Sometime later, Jupiter’s long silhouette can be seen pacing the stages of France for the first time and, under the direction of the late Marc-Antoine Moreau, he releases his first album. His star begins to shine, bright enough for Damon Albarn, the brains and inspiration behind Blur and Gorillaz, to invite him to guest on his album Kinshasa One Two, and then pile him on board the Africa Express train tour that criss-crosses the UK in 2012. Soon afterwards, Jupiter and Okwess are doing support slots with Blur. From England to Mexico via Japan, New Zealand and France, their explosive shows leave a powder trail of memories and they haven’t stopped zigzagging across the world at a dizzying rate since then.

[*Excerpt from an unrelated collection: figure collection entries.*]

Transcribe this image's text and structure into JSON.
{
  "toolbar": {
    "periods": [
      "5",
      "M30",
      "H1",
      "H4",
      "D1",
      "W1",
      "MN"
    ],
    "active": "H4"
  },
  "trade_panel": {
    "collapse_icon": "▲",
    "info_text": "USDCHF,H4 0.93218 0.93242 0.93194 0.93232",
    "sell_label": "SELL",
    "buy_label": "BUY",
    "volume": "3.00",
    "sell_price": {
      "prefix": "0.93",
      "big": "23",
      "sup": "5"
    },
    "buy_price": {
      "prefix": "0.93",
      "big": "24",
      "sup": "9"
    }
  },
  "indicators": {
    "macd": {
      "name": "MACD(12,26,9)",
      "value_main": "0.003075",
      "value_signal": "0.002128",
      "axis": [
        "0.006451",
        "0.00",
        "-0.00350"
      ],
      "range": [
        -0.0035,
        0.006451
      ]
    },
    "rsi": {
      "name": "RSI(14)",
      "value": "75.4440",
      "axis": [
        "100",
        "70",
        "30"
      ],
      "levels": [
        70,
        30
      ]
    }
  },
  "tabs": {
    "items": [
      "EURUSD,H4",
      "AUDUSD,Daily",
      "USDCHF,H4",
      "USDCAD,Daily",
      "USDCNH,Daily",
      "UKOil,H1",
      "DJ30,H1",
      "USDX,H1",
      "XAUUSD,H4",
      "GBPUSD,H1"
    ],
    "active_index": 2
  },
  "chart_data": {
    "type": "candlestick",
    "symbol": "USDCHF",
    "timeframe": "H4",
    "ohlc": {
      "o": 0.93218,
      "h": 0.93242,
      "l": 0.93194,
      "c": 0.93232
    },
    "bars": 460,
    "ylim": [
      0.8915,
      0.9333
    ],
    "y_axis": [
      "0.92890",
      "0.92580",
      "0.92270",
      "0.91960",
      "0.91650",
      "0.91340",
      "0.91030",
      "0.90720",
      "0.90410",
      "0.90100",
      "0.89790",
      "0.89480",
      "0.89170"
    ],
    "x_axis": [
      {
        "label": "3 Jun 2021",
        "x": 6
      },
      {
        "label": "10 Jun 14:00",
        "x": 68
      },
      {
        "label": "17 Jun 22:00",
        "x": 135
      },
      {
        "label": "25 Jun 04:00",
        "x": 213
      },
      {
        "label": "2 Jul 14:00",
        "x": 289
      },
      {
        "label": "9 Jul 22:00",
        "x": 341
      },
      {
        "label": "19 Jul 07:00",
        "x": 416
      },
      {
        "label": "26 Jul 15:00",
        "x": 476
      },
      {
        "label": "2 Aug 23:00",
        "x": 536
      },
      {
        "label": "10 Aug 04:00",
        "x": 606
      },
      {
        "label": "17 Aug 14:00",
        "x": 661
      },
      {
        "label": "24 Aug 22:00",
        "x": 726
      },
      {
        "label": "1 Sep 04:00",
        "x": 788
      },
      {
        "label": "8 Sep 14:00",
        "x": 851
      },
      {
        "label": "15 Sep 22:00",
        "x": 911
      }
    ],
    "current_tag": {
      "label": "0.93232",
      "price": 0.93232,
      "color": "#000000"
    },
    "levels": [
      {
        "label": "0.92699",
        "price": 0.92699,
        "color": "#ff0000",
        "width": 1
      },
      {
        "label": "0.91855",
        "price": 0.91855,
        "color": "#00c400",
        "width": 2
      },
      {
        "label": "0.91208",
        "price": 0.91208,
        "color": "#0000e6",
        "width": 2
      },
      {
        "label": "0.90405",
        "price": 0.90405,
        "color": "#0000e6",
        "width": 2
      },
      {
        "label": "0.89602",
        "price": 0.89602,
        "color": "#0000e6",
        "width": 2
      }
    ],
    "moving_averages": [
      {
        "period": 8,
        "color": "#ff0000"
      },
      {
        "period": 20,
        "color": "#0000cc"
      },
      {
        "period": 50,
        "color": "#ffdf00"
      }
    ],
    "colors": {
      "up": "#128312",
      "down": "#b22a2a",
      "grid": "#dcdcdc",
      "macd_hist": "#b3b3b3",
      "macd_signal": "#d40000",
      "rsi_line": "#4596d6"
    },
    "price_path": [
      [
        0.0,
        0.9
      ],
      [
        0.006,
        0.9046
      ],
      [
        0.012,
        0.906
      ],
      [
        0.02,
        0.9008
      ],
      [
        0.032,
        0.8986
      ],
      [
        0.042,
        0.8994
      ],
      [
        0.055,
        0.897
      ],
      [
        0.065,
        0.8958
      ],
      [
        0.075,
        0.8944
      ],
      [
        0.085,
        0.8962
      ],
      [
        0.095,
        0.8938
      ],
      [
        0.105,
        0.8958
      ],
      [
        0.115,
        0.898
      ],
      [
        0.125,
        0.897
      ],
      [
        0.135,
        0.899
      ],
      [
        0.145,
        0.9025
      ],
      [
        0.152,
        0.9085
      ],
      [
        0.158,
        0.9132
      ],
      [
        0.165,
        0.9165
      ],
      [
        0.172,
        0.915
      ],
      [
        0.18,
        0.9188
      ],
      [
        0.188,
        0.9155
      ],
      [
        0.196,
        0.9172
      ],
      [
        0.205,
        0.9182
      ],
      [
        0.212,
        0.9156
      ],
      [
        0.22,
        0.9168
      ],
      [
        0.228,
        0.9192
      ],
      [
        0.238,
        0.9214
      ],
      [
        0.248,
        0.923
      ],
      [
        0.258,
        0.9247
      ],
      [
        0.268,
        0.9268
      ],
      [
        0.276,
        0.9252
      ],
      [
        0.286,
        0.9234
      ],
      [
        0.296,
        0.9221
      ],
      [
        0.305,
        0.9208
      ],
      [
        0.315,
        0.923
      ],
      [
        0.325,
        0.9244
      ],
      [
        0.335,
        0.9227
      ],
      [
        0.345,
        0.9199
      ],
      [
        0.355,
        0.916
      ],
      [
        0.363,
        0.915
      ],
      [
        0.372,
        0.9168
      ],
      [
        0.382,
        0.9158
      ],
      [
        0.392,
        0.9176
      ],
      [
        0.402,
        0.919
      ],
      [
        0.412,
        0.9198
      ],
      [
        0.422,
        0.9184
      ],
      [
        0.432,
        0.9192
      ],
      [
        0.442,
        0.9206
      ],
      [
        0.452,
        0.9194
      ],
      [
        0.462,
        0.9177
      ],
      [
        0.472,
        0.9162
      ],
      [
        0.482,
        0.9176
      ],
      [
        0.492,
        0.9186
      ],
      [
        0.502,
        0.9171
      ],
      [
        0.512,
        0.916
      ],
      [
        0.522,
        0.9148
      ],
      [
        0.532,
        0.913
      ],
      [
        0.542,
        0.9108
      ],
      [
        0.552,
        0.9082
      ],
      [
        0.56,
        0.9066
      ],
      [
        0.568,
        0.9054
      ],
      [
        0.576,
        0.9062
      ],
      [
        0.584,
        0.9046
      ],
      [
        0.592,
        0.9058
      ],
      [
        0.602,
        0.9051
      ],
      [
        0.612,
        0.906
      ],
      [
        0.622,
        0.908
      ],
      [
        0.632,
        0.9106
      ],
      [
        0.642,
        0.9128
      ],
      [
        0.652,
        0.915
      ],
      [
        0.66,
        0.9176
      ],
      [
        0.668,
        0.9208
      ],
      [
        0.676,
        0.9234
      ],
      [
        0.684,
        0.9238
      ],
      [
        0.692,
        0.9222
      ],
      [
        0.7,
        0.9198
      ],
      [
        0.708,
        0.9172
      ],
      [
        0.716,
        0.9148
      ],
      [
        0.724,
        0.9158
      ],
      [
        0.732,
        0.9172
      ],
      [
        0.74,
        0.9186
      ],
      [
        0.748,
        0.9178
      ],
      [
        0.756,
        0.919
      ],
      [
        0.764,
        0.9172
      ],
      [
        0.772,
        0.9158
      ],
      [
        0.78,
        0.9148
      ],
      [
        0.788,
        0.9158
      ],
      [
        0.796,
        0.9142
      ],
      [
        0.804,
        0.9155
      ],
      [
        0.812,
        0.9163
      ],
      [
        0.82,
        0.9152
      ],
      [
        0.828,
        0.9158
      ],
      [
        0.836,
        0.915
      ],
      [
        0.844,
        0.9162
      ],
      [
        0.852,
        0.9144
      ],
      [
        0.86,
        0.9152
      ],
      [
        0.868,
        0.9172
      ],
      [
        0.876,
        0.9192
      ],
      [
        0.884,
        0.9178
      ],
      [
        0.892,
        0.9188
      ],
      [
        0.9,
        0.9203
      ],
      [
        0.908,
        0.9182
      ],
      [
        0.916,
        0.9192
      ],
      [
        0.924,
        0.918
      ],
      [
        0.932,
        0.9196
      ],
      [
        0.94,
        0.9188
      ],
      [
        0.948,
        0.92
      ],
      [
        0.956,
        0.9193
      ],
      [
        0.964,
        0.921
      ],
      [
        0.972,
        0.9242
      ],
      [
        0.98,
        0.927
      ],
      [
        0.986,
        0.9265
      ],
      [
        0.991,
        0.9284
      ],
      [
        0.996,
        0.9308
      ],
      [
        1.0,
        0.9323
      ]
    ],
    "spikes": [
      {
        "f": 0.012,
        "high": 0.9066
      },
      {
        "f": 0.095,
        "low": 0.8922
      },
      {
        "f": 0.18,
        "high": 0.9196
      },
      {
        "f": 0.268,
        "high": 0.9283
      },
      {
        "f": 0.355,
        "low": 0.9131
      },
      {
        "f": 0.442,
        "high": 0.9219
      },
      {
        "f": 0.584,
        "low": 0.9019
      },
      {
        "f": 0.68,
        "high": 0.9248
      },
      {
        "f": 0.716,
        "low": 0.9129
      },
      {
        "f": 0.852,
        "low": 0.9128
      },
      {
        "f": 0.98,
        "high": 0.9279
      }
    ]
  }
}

This new album is the fruit of all those journeys. It’s branded by them. On it we find the fabulous Preservation Hall Jazz Band horn section, whom Jupiter and Okwess met during a jam session on the fringes of the New Orleans Jazz Festival, guesting on the song ‘Abalegele Gale’; we find the pioneer of Brazilian rap Marcelo D2 and the American singer Maiya Sykes, whose soulful vocals are on a par with those of Alicia Keys. So many encounters that steer Na Kozonga toward American shores, where the dark story of slavery gave birth to luminous music. Judging by the delirious reception his concerts have received from Mexico to Brazil via Colombia, Jupiter has been well-nigh adopted by Latin America. And it was in the most ‘Latin’ city of the USA that Na Kozonga was recorded, at the studios of Mario Caldato, a producer more used to working on hip-hop blueprints, but one who knows – like a good Brazilian – how to juggle sophisticated rhythms and respect the energy of Okwess, an energy that all those years of gigging have transformed into something incandescent.
Co-producer François Gouverneur was careful to safeguard that balance in a sound mix that carries just as many positive words (‘We can do better than that’), as reflections on the complexes that emerged from colonialization (‘You Sold Me a Dream’ with the militant Chilean singer Ana Tijoux) and fables from the urban jungle (‘Jim Kata’) or the forest itself (Izabella). From this furious profusion of sound and rhythm, with its exploding guitars, more gentle moments detach themselves, in which Jupiter’s voice becomes intimate, consoling, as it laments dear departed friends (‘Marco’, an homage to Jupiter’s manager Marc-Antoine Moreau, who died in 2017), or delivers a slow samba (‘Sava Sarava’ together with the carioca Rogê) that becomes marvellously entwined with the delicate choruses of Congolese rumba. Receptive to every wind, every journey, and to the musicians from Okwess who have written and composed some of the songs, Na Kozonga definitely bears all the marks of Jupiter and his best (‘my digital fingerprint,’ as he likes to call it). To those who fear that identity might get lost when things get mixed and mashed, he proves that the opposite is true. No surprise really, when you’re at home wherever you are.
As for the song that gave its name to the album, there’s a chorus in there that no doubt reminds you of something. It was one of the tunes that Jupiter used to listen to Germany, on a Boney M record. In fact, it’s German in origin (‘Night Train’ by Hallo Bimmelbahn), but we see it blossoming here in new Congolese garb.
Rock is going back to its source. Just as all human beings have African ancestry, all music also has African ancestry. Jupiter is convinced of that. That’s why he like the idea of going back home. Na Kozonga.